Travel & subsistence advance
This scam has arisen in roles based overseas or outside the Candidates locality. The “employer” claims that they will require costs covering for relocating the Candidate, for travel, accommodation or insurance. Students have recently been the target of scams for jobs that seem too good to be true offering opportunities, pay and career progression all for a small fee, of course. Often it is claimed that the Recruiter needs to organise the transfers themselves, through their own agent or because they are putting everyone on the same flight/coach and so the Candidate is asked to transfer funds before they can be considered for the role.

02

Premium rate phone numbers
If you are requested to call the recruiter and they don’t seem to have a local rate telephone number, a normal looking mobile number or you can’t find their branch number online, be cautious!
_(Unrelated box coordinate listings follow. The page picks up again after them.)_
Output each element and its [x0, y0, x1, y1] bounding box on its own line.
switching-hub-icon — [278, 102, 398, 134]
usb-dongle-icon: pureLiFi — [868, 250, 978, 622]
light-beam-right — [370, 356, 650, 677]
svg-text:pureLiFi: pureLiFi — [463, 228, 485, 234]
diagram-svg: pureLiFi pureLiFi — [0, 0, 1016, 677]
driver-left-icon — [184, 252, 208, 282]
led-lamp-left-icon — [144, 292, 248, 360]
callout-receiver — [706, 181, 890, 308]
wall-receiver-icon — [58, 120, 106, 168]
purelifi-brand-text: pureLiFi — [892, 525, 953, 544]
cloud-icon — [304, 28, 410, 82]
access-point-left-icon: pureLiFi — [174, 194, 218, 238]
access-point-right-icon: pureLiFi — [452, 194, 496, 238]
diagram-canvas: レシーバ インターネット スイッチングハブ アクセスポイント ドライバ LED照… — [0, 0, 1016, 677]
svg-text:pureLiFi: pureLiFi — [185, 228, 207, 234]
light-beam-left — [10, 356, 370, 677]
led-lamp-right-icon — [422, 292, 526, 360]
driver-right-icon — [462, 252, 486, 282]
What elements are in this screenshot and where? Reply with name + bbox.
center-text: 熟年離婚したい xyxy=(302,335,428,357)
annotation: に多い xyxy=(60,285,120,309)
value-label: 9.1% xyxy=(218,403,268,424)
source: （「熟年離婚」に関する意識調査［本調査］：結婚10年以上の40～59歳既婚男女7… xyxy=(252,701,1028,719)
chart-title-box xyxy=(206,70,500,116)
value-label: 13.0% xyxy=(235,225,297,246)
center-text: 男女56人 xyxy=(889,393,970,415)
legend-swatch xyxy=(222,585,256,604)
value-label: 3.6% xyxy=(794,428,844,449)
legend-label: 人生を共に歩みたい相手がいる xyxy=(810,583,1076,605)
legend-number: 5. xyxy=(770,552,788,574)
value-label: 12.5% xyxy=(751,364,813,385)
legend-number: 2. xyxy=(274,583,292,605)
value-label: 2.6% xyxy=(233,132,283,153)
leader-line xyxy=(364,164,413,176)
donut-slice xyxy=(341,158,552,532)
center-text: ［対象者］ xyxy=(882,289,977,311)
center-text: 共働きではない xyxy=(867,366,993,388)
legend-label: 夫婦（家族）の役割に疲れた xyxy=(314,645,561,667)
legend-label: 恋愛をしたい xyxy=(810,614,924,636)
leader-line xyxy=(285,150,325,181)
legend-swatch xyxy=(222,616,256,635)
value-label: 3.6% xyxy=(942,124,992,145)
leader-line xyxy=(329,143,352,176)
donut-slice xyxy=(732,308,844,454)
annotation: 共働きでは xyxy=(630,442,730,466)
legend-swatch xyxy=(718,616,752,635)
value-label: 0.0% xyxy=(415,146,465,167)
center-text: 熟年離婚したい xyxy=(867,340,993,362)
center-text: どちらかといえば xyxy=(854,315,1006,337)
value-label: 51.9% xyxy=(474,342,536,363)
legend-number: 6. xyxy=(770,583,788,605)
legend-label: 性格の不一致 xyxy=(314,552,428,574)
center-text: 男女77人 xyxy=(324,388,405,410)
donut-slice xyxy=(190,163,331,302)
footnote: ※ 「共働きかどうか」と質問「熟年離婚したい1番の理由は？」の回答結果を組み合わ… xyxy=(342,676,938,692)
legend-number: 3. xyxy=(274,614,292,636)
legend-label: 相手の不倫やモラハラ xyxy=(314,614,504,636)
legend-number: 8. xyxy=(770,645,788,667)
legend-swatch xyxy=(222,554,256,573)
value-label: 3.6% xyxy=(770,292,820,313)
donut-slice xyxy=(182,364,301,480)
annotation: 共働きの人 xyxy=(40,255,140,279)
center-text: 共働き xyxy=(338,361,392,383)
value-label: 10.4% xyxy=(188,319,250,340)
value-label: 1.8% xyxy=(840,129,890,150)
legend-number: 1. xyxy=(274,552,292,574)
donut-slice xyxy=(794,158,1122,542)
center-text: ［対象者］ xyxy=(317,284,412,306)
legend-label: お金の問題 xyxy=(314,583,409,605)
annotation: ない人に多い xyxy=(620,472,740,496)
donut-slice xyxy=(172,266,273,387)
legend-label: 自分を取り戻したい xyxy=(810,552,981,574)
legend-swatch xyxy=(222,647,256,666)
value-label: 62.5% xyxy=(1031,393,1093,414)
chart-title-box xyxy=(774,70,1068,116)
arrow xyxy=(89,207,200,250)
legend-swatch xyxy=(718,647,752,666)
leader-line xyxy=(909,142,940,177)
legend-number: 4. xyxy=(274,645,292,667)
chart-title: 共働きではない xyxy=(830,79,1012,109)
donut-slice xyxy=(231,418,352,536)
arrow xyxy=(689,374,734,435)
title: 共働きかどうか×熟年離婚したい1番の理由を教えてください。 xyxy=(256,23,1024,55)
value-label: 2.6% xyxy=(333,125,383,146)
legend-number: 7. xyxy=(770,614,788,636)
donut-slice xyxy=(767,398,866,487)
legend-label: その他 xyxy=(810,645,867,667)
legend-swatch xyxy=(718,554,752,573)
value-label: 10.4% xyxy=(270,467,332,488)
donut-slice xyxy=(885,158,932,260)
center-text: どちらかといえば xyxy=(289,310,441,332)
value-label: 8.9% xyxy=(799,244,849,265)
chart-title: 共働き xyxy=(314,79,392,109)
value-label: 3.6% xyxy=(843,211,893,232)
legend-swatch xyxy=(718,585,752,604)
It’s a rare one but it has been reported HERE some unscrupulous entities have encouraged job seekers to call their rather expensive numbers without any job opportunity ever materialising.

01

Training
For work in care, industry or other safety critical areas, training is essential. Ideally recruiters will seek Candidates with full certification. More established Recruiters may run regular courses and allow candidates to opt-in and up-skill. Unscrupulous recruiters may use such courses to generate revenue from workers unaware that the qualification holds no value and the training may be incorrect and unverified.

 

The above is just a small snapshot and an absolute minority of the scary bits of finding a job. rest assured that it’s rare and on a site such as ours, you wont get caught up in anything nasty, but it’s always good to know! The team over here at My Job Hub are all a bit experienced in this sort of thing and our advice is this:
Be cautious if you are are asked to pay up front fees. Although checks may be necessary, if money is being sought before you have met with the recruiter, found out about their Client or fully registered your personal details then alarm bells should quite rightly ring. It makes perfect sense that it is better for the
Recruiter to qualify you for a job based on your CV and personal details before they should request money.
Be very cautious if you are asked to pay fees by e-money. E-money is equivalent to cash and allows scammers easy access to the funds but often makes it very difficult to trace their identity, Western Union, PayPal or electronic payment cards are all classed as “E-money” some more reputable recruiters will even cover any costs and deduct them from your first wage or perhaps in the rarest of occasions, (since it’s of benefit to them and their client) cover the cost for you. Asking to be paid via anonymous payment routes and non provision of bank details should always raise concerns.
Beware of fast-track starts. Certain jobs may, quite rightly, be able to start very quickly. Trades like Care, Engineering or Construction have very standardised practices and so jobs can be started very quickly, not all jobs are the same though! If you seem to land the dream job overnight, exercise caution if it’s unusual that they might hire without an induction, interview or meeting you first.
Vet the Recruiter. Reference checking isn’t one way. A recruiter should want you to work for them and you should also want them to work with you! Check their website. Google the company name and make sure that you’re happy that they have no skeletons in their closet. Add your recruiter on LinkedIn and take time to know them and their other Clients.
Accreditations. Several trade bodies exist in the world of Recruitment APSCO, REC, IOR [Hyperlink all] that exist to raise professional standards and encourage accountability. Recruiters registered with a trade body are more likely to conform legally and ethically.
If it’s too good to be true… Lastly but not leastly is the old adage that if it sounds too good to be true, it may well be! Working from home, higher than typical pay or opportunities given to the vastly under-qualified should all ring alarm bells. Do your homework! If you’re going to be putting in many hours and possibly years with your next employer, honestly, a couple of hours research isn’t so bad.